In Caledonian v Mar City (another FE case) the court decided, amongst other things, that where there was a key “short point of law” relied upon in reaching an adjudicator’s decision it may, in very limited circumstances, be appropriate for the court to deal with it as part of the enforcement proceedings without the need for separate proceedings to be issued.
It is often the case that a losing party in adjudication proceedings (the defendant) feels the adjudicator got it wrong. As many of you will know, in the vast majority of cases (“99 out of 100”) this simply is not relevant. The purpose of adjudication is that the paying party complies with the decision: “pay now, argue later”.
" It is often the case that a losing party in adjudication proceedings (the defendant) feels the adjudicator got it wrong. As many of you will know, in the vast majority of cases (“99 out of 100”) this simply is not relevant."
In spite of this, reliance on the approach adopted in Caledonian has become increasingly common. Accordingly, Mr Justice Coulson, the Judge in charge of the TCC, used the Hutton judgment to clarify the limited circumstances in which it may be used, and the applicable procedure.
The Hutton judgment guidance will be applicable where the defendant identifies a discrete, short point of law erroneously decided by the adjudicator which it feels brings it within the very narrow Caledonian exception, and so is minded to rely on the guidance given at paragraph 9.4.3 of the TCC Guide, and Caledonian judgment paragraphs 12–13.

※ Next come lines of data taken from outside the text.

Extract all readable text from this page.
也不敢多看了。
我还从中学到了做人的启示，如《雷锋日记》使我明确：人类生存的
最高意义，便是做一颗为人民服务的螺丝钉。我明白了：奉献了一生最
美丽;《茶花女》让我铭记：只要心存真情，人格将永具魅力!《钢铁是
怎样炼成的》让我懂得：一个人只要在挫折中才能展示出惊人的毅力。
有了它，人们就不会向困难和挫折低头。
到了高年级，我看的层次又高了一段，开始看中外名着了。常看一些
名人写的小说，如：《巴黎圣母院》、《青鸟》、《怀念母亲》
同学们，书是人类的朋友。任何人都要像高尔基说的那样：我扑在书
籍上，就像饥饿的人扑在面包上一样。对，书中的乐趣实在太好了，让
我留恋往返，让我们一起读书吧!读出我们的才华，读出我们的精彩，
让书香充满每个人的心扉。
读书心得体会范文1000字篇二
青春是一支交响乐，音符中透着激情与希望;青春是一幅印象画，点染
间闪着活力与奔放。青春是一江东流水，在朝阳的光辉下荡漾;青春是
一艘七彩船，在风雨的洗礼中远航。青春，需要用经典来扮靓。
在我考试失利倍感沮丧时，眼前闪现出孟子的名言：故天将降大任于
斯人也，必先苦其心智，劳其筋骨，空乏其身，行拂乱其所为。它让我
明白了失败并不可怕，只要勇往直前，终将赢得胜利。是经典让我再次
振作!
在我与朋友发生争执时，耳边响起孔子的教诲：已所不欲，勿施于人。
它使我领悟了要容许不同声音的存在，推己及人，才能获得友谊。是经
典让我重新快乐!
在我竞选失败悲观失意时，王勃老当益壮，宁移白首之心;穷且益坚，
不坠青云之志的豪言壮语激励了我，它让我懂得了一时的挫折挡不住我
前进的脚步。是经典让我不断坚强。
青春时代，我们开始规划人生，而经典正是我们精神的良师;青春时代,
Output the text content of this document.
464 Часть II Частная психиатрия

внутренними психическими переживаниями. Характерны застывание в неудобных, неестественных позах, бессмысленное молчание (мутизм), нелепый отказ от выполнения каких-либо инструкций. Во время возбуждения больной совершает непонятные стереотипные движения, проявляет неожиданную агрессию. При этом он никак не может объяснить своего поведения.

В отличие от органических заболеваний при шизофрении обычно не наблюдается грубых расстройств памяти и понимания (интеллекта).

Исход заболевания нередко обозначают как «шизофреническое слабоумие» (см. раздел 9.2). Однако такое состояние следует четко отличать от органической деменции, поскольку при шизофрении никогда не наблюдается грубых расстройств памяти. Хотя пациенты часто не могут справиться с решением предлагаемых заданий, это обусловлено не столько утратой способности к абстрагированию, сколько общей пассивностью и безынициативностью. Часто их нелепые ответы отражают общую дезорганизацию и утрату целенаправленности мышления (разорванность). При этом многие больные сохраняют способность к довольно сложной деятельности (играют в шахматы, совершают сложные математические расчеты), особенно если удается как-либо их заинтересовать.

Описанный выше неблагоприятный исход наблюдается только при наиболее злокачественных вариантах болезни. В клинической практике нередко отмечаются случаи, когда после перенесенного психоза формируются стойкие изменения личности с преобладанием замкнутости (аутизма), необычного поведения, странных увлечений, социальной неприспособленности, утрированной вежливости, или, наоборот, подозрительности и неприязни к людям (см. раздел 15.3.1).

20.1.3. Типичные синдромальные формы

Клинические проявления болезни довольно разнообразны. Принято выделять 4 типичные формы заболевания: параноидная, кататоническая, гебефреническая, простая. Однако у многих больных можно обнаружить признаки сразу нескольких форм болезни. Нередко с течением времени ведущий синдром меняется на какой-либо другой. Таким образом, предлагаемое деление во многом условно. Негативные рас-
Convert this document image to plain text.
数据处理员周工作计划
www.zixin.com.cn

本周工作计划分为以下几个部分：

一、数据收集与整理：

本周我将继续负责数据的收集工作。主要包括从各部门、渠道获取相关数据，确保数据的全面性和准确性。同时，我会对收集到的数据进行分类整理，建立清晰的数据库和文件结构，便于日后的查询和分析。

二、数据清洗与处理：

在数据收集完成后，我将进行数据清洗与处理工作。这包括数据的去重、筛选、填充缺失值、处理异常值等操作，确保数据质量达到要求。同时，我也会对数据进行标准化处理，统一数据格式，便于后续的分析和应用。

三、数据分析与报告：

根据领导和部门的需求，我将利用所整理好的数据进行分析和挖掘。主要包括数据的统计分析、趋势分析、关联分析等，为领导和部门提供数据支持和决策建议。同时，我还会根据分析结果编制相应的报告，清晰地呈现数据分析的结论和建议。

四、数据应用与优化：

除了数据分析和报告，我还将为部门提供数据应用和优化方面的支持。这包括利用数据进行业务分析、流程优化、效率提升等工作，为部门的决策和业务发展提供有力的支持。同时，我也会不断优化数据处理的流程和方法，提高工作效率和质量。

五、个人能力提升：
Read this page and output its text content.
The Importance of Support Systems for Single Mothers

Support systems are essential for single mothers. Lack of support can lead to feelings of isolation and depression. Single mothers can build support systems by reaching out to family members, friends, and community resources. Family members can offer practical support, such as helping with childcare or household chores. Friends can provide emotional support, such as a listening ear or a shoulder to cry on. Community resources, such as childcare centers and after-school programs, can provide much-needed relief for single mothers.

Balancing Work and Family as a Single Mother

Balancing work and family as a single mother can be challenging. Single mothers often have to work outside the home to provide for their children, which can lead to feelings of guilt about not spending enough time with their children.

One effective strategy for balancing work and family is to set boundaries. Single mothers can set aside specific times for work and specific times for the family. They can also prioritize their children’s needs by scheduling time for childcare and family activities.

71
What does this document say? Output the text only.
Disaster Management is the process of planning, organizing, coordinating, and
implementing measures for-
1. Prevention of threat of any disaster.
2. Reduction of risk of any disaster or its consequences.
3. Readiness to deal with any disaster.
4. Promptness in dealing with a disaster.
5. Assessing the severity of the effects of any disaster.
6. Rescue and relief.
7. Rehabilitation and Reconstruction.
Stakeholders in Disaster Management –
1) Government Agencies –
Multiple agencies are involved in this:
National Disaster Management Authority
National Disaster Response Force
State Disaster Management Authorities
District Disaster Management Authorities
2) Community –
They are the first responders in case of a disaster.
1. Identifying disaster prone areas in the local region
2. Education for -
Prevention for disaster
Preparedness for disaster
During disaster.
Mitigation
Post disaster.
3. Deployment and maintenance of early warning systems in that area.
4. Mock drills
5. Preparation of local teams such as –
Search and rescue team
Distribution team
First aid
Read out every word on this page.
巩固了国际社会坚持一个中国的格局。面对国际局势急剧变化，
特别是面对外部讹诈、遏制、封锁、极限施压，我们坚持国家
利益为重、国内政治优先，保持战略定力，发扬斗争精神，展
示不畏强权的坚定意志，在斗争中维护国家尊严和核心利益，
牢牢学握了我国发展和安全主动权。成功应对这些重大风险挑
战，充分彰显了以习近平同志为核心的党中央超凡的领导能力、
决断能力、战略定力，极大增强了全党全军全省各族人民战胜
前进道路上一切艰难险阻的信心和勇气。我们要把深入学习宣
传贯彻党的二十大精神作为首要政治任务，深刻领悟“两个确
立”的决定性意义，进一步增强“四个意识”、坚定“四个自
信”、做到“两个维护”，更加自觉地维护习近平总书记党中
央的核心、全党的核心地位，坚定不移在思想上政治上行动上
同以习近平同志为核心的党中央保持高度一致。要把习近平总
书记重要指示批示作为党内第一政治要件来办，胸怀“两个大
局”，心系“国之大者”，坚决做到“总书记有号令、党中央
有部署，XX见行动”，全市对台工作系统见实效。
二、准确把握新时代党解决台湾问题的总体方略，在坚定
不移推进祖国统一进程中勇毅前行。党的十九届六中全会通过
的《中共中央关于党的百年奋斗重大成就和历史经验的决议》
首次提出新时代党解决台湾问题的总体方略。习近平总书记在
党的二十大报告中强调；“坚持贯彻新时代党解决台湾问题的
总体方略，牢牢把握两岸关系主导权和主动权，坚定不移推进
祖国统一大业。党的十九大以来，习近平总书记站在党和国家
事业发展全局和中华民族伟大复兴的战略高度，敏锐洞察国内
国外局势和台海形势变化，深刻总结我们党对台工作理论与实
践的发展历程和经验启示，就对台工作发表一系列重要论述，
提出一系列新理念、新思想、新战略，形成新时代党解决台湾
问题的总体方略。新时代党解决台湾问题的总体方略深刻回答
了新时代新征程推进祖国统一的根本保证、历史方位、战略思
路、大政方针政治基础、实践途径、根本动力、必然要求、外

In Hutton, Wilson sought to rely on paragraph 9.4.3 of the TCC Guide on the basis, it suggested, that a more informal approach was appropriate. However, there was no consent allowing the court to deal with the point as Hutton did not accept there was an error or a short point suitable for resolution at the enforcement hearing.
So what’s the current position?
Where a defendant feels there is a short point that can be dealt with at the enforcement hearing, but there is no consent by the other party for the court to deal with it in this way, the defendant should first issue a Part 8 claim setting out the declaration it seeks; Mr Justice Coulson referred to this approach as the “best option”. In the alternative, the defendant must, at the very least, provide a detailed defence and counterclaim in the enforcement proceedings, setting out the declaration sought.
The Hutton judgment makes clear that the guidance given in the judgment supersedes paragraph 9.4.3 of the TCC Guide. Hutton has provided an increased degree of clarity and certainty for those wishing to challenge an adjudicator’s decision that they feel is wrong. However, this short point of law option needs to be viewed very carefully given the court’s primary stance; where an adjudicator has decided the issue referred, and has acted in accordance with the rules of natural justice, the court will enforce the decision, even if the adjudicator is shown to have made an error.